A Royal Experience
In April 2018 the King Mswati III of Swaziland took the decision to resurrect the country’s Swati name, Eswatini and so the new name was born.
Eswatini has the last monarchy in Africa with both the king and his mother in charge of all that takes place in the country.
This friendly Southern African country boasts many attractions in terms of game reserves, busy cities, a cultural heritage, a love of all things dance and a superb arts and crafts industry.
One of the countries greatest treasures is its wildlife and in particular its focus on the protection of the Rhino. The country borders with the Kriger National Park and has for itself the Mkhaya Game Reserve where Rhino dominate the many attractions.
Quite simply the best way to travel in Eswatini is by road with bus tending to be the best options with services between all the main towns.
Whilst you can hire a car for yourself it is not the easiest country to drive so the advice is to stick to the public bus transport or private tours that can be arranged in advance or in resort.
Eswatini's Top Attractions
Hlane Royal National Park
The Hlane (“Wilderness”) Game Sanctuary is home lion, elephant, and rhino as well as a large bird population including vultures. Activities here include guided mountain biking, cultural visits to a nearby Swazi village, birding walks, and overnight fully-catered bush treks.
Mbuluzi Game Reserve
On the shores of the Mlawula River you can witness a wide selection of animals including giraffe, zebra, kudu, jackal, wildebeest, and nyala during the day and possibly hyena, genets, servals, and honey badgers during the night.

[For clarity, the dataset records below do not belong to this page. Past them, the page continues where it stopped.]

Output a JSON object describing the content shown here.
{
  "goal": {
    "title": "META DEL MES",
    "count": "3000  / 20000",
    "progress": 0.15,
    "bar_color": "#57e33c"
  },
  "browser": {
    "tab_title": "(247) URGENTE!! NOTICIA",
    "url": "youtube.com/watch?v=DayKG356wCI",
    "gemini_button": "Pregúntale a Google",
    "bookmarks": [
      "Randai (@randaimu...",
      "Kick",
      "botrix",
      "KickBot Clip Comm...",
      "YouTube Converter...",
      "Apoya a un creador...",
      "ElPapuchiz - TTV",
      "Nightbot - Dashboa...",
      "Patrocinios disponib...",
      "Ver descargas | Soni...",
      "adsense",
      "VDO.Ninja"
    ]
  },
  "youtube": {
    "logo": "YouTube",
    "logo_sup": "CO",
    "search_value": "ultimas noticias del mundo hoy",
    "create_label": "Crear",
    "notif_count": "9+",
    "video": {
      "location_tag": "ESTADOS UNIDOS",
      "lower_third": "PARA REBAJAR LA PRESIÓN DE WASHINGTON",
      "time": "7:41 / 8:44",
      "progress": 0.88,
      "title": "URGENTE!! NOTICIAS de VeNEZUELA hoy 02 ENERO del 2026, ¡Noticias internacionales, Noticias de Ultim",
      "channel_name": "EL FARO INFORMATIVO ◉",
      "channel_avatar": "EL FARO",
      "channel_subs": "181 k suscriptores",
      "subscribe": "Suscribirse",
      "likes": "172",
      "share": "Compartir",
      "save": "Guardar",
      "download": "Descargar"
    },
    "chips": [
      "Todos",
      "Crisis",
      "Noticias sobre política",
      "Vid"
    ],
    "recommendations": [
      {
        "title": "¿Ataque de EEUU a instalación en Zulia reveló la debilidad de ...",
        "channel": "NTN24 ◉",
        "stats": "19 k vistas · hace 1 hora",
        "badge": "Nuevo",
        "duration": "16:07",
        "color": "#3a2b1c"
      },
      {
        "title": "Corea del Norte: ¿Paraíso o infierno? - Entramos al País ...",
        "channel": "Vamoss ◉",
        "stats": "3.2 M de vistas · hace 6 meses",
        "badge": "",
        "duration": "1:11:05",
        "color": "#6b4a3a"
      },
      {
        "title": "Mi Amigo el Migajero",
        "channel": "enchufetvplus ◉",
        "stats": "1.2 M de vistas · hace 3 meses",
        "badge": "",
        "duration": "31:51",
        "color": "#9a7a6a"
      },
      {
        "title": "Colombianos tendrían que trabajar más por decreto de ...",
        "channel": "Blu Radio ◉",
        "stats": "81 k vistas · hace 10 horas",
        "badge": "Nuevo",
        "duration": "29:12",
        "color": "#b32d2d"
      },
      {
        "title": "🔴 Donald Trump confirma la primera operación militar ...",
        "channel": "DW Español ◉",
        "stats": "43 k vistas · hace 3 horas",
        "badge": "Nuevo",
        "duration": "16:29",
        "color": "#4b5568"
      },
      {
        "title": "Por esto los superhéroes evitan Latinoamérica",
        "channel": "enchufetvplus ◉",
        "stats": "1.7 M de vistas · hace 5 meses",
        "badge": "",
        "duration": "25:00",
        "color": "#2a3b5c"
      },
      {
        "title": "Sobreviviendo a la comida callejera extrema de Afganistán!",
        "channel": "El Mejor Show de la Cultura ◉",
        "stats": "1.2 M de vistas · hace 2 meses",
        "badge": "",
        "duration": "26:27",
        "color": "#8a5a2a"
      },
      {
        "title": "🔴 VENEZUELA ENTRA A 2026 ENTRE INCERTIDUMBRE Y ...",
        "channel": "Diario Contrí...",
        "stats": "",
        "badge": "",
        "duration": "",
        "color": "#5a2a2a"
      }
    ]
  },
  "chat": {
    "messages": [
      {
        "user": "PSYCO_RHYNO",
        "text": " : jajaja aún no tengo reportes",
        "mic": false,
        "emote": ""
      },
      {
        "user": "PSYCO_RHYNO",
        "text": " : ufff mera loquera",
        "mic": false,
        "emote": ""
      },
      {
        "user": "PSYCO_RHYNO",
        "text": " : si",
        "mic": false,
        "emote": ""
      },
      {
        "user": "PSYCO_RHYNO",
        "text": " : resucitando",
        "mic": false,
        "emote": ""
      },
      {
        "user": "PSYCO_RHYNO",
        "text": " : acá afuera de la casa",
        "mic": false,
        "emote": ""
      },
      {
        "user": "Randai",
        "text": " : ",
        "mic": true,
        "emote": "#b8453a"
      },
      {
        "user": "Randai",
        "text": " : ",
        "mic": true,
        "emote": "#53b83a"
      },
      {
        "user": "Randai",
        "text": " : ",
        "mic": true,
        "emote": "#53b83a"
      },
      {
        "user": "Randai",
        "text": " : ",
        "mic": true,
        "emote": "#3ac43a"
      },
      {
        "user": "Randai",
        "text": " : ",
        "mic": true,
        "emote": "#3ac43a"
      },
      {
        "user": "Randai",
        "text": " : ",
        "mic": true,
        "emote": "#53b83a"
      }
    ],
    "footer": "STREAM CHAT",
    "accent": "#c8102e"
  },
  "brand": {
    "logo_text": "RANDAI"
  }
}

In the beautiful Ezulwini valley (the Valley of Heaven), Lobamba is Swaziland’s spiritual and cultural centre. also home to Swaziland’s monarchy, as well as its most important buildings.
Swazi Market, Mbabane
Mbabane, Swaziland’s cool-climate capital, is home to the Swazi Market for fresh produce, pottery, hand-made baskets, masks, traditional fabrics, soapstone carvings, and beaded jewelry.
A pleasant excursion from Mbabane is a trip up beautiful Pine Valley to the north of the town. The route follows the Umbeluzi River, passing a number of waterfalls. This is great walking and riding country, with agreeable temperatures, even in summer.
Mlilwane Wildlife Sanctuary
In the lovely Ezulwini Valley, Mlilwane Wildlife Sanctuary is one of Swaziland’s first conservation areas and its most popular game reserve. The sanctuary offers plenty of activities including game drives, nature walks, mountain biking, horseback rides, a village cultural experience, and swimming in the rest camp’s pool.
Malolotja Nature Reserve & Phophonyane Falls Nature Reserve
In northwest Swaziland, the 18,000-hectare Malolotja Nature Reserve is the largest protected area in the country. With waterfalls, wetlands, forest this makes for excellent hiking trails to spot wildlife and fauna.
Mlawula Nature Reserve
Landscapes here range from dry savannah to rolling green valleys and dense riverine forests, with mountains rising south to north along the Mozambique border. Due to the contrasting ecological zones, wildlife is varied and includes 60 species of small and large animals such as wildebeest, kudu, impala, and tortoises, as well as 350 species of birds, many insects, and an impressive array of plants.
In the picturesque Ezulwini Valley, Mantenga Nature Reserve offers a fun taste of Swazi nature and culture. A highlight of the reserve is the stunning Mantenga Falls,
Set in beautiful gardens, the small and modest National Museum in Lobamba hosts fascinating exhibits on the history, culture, and nature of Swaziland.
Mkhaya Game Reserve
About a 40-minute drive south of Hlane Royal National Park, Mkhaya Game Reserve was established to protect endangered species, including white and black rhino. The park also protects buffaloes, giraffes, hippos, and many birds.
Shewula Mountain Camp
Swaziland’s first ecotourism project, opened in 2000. Top choices include guided cultural visits to the local village, where you can interact with residents and learn about their daily life. There is also a chance to meet with a Swazi traditional healer known as a Sangoma. Other choices include catching a dance performance, going mountain biking, or hiking down to the Mbuluzi River and gorge.